Im zugrunde liegenden Fall vertrat die Deutsche Rentenversicherung Berlin-Brandenburg die Auffassung, dass die im Bundesrat zur Führung von Besuchergruppen eingestellten Personen abhängig und damit sozialversicherungspflichtig beschäftigt seien. Sie forderte deshalb als Ergebnis einer Betriebsprüfung vom Bundesrat die Nachzahlung von Beiträgen zur Sozialversicherung für die Jahre 2001 bis 2004 in Höhe von insgesamt rund 15.500 Euro.
Das Sozialgericht Berlin hat die gegen den entsprechenden Bescheid erhobene Klage des Bundesrates in erster Instanz abgewiesen. Das Landessozialgericht Berlin-Brandenburg hat hingegen der Berufung des Bundesrates stattgegeben und das Urteil des Sozialgerichts sowie den Bescheid der Deutschen Rentenversicherung Berlin-Brandenburg aufgehoben.
Das Gericht begründete sein Urteil im Wesentlichen damit, dass es eine ganze Reihe von Tätigkeiten gäbe, die sowohl von einem (sozialversicherungspflichtigen) Arbeitnehmer als auch auf (nicht sozialversicherungspflichtiger) selbstständiger Basis ausgeübt werden könnten. Zu nennen seien als Beispiele Lehrkräfte und Dozenten, Rechtsanwälte, Schauspieler, Fremden- und Museumsführer. Auch die Führungen durch den Bundesrat zählten hierzu; es sei grundsätzlich rechtlich beanstandungsfrei, den Einsatz von Honorarkräften im Rahmen des Besucherdienstes des Bundesrats als freiberufliche und selbständige Tätigkeit auszugestalten.
Die Honorarkräfte wären auch keine Scheinselbständigen, bei denen die gewählte Gestaltung und die tatsächlichen Verhältnisse auseinander fielen oder de facto Arbeitsverhältnisse umgangen werden sollten.

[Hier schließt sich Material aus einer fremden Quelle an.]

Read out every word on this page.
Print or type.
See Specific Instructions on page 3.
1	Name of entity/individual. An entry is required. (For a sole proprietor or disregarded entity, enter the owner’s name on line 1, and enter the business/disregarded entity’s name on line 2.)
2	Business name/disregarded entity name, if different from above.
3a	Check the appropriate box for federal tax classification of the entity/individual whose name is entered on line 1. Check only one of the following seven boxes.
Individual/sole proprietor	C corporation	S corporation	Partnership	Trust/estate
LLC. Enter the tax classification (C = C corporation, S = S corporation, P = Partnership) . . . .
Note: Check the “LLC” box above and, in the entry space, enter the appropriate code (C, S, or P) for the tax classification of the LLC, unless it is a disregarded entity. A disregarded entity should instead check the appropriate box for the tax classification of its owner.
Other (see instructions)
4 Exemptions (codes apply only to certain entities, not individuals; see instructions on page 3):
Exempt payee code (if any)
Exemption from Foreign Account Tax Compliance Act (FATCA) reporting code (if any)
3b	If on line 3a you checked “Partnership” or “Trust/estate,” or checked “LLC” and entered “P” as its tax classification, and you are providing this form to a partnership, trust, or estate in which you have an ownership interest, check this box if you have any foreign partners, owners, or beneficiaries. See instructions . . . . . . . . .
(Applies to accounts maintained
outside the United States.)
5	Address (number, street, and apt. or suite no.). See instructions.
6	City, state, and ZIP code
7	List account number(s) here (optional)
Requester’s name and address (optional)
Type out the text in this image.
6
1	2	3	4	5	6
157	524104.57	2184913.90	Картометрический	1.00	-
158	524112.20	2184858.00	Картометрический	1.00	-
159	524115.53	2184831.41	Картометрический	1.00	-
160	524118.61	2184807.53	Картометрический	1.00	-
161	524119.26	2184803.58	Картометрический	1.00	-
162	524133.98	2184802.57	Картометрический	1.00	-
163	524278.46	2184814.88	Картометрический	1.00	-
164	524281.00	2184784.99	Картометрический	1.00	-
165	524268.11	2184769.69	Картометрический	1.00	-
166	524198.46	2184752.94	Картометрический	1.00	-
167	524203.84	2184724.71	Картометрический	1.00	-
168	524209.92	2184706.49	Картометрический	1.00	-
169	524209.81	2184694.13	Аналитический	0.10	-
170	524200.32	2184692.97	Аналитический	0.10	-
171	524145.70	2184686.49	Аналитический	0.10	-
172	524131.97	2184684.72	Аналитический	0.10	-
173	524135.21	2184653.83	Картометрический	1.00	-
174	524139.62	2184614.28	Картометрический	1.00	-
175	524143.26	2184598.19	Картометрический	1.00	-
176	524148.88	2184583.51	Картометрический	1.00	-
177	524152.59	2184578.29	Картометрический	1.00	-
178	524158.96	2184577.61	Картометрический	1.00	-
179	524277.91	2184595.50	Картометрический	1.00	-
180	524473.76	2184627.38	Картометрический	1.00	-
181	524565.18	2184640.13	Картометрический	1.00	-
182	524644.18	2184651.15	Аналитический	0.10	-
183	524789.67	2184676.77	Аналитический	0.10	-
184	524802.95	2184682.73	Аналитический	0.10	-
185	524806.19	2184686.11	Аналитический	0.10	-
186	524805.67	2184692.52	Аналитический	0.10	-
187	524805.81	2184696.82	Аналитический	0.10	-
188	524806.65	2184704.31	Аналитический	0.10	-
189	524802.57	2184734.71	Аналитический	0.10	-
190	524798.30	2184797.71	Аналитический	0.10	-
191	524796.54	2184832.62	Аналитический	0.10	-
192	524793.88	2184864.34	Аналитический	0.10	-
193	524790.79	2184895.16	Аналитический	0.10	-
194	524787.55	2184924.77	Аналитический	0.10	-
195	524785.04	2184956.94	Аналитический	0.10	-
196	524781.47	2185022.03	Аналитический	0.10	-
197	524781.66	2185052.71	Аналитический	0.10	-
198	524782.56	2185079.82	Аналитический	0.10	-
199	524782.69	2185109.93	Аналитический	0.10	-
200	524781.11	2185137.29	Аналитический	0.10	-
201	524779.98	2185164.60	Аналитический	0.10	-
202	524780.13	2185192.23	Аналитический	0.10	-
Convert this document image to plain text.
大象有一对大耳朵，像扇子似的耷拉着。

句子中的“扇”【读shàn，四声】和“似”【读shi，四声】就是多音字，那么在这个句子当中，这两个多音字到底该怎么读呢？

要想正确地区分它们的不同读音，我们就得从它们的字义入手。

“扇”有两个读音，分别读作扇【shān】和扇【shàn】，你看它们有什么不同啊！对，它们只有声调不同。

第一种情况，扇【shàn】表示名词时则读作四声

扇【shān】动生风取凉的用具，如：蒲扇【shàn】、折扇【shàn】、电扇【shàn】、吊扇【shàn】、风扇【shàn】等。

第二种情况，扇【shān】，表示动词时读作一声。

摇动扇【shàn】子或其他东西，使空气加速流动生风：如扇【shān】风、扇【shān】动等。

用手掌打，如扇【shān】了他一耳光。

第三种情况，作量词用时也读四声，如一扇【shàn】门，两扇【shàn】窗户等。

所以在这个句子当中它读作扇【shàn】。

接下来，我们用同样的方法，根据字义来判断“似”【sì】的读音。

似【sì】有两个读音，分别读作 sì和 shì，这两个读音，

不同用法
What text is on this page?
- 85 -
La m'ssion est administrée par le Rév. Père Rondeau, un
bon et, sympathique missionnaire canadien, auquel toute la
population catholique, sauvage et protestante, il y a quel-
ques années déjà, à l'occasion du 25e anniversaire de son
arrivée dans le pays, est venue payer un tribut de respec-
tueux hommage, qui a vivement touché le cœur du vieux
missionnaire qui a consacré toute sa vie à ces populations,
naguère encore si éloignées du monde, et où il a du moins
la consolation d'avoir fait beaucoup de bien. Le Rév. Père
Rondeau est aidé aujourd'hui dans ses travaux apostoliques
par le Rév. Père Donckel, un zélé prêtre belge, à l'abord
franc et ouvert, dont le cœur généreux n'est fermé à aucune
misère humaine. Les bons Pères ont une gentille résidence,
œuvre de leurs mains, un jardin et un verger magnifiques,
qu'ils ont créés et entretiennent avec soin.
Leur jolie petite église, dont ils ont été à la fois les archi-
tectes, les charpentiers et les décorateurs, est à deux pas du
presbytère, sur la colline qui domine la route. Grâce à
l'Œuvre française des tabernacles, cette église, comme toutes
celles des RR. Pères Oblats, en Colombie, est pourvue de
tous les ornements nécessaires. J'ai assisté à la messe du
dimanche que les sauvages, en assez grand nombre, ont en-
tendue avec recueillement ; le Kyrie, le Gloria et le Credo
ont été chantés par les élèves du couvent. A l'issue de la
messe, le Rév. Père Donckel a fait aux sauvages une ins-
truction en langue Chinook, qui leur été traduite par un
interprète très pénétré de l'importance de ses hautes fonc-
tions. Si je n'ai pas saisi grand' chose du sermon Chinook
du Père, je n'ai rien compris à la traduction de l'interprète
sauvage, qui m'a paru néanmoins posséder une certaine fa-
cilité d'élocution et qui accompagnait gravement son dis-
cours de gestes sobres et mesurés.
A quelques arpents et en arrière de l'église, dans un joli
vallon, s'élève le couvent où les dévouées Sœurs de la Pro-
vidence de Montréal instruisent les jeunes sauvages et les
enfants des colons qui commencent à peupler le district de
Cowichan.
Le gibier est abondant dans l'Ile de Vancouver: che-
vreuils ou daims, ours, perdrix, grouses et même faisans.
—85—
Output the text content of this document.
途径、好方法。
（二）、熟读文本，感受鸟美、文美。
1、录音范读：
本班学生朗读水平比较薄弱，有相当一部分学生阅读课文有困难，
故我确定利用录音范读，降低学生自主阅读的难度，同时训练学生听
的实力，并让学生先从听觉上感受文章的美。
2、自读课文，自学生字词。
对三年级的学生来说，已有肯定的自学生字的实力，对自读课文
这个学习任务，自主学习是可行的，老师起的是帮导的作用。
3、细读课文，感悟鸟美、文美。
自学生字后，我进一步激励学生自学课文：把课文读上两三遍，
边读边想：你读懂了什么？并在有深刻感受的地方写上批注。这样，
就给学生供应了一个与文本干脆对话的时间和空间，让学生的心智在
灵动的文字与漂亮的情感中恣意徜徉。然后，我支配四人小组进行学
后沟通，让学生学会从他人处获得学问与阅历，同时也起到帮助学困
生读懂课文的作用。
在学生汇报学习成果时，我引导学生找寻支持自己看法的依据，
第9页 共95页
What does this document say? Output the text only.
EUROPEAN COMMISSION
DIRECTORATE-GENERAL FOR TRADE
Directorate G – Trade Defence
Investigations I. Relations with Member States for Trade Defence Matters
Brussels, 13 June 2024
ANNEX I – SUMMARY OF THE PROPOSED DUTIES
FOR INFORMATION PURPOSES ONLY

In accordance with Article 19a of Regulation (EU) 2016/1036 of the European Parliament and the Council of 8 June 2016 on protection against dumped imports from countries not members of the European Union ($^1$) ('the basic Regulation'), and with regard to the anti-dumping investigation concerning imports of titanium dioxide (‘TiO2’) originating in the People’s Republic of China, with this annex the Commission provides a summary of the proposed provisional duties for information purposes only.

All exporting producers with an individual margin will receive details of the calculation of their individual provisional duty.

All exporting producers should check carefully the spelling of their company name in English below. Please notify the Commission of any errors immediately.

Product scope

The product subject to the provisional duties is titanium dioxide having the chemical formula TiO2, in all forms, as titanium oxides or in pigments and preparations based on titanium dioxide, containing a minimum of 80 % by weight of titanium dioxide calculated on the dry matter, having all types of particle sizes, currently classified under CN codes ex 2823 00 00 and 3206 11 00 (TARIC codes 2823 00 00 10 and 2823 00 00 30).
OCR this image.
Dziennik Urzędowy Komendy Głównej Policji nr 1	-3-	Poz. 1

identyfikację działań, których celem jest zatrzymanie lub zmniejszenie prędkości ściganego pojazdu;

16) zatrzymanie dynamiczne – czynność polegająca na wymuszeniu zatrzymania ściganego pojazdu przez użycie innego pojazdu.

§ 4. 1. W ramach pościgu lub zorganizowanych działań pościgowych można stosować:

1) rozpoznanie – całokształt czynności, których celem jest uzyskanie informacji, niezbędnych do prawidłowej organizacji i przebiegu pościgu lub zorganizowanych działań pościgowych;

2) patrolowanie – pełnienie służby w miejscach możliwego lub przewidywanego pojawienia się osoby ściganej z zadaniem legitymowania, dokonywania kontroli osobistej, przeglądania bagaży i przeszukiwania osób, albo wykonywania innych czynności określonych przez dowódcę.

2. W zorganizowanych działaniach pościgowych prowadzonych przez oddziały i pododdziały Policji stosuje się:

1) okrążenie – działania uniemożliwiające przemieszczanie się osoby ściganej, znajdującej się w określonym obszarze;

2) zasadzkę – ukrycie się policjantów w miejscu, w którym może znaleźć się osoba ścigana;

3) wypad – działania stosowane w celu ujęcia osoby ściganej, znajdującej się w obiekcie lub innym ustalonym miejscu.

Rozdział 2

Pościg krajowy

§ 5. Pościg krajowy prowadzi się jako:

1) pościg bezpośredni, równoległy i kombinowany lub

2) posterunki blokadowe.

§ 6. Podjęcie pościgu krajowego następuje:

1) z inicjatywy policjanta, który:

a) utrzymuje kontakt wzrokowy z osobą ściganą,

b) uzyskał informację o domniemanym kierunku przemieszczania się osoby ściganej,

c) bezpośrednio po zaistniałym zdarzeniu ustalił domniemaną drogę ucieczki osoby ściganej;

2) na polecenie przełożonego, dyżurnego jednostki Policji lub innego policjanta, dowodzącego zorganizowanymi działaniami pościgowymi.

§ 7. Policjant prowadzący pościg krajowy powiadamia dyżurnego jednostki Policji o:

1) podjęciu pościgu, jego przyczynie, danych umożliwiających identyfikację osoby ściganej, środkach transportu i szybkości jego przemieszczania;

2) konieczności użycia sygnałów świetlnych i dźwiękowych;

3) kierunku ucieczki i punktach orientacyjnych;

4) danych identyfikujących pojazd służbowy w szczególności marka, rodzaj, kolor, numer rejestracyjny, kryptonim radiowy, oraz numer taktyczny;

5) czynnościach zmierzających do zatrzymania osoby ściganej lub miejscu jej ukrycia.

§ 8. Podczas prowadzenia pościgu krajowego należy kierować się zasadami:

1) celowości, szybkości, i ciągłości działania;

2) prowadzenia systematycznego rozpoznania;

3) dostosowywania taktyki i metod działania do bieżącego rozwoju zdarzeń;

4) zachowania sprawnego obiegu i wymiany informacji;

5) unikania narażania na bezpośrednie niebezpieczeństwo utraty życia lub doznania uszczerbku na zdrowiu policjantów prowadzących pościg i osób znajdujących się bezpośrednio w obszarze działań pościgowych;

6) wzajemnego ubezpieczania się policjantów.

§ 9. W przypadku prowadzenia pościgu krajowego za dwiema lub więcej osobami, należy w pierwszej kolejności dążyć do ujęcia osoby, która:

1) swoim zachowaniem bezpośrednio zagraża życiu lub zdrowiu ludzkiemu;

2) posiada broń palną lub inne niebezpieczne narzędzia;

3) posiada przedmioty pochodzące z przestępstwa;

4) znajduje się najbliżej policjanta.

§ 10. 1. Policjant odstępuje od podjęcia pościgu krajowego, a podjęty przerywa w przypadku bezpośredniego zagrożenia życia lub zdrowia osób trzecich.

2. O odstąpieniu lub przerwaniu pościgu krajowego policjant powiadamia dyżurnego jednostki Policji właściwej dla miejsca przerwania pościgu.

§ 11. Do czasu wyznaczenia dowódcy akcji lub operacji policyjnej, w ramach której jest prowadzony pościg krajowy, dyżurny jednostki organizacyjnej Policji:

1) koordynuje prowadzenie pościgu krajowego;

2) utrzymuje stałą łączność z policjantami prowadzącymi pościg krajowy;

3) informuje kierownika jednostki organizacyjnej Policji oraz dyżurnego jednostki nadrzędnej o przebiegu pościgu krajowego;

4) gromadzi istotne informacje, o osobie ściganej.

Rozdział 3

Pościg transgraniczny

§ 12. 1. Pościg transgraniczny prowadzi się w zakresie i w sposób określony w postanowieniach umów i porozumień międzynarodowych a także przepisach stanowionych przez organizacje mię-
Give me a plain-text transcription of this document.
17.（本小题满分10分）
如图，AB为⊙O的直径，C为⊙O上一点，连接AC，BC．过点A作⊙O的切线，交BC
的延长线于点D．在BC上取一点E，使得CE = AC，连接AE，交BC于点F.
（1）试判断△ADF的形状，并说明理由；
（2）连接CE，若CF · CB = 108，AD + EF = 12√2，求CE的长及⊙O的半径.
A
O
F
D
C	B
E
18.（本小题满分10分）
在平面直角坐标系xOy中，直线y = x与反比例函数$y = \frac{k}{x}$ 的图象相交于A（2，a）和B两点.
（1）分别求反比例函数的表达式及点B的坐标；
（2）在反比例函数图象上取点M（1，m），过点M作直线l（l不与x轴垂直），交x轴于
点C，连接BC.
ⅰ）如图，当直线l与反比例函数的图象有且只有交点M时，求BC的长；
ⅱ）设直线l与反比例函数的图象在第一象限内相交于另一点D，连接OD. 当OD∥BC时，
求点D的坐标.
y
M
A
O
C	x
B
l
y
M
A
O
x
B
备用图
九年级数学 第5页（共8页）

Die im Bundesrat tätigen Führerinnen und Führer haben zur Überzeugung des Gerichts, die sich dieses aufgrund umfangreicher Ermittlungen gebildet hat, einen großen Freiraum, dessen Ausgestaltung vom Bundesrat auch nicht überwacht wird. Im maßgeblichen Kern ihrer Tätigkeit sind die Honorarkräfte deshalb weisungsunabhängig, auch wenn der äußere Rahmen der Führungen (Ort, Zeit, regelmäßige Dauer, Stationen innerhalb des Gebäudes und Pflichtinformationen) vorbestimmt ist. Diese Freiheit gibt den Ausschlag, obgleich es durchaus auch gewichtige Indizien für abhängige Beschäftigung gibt.
Ob es sozialpolitisch sinnvoll sei, dass das Verfassungsorgan Bundesrat nicht den Weg wähle, sozialversicherungspflichtige Arbeitsplätze zu schaffen, hat das Gericht ausdrücklich offen gelassen; dies habe es nicht zu prüfen.
Nach § 7 Absatz 1 Sozialgesetzbuch 4. Buch (SGB IV) ist "Beschäftigung" die nichtselbständige Arbeit, insbesondere in einem Arbeitsverhältnis. Anhaltspunkte für eine Beschäftigung sind eine Tätigkeit nach Weisungen und eine Eingliederung in die Arbeitsorganisation des Weisungsgebers.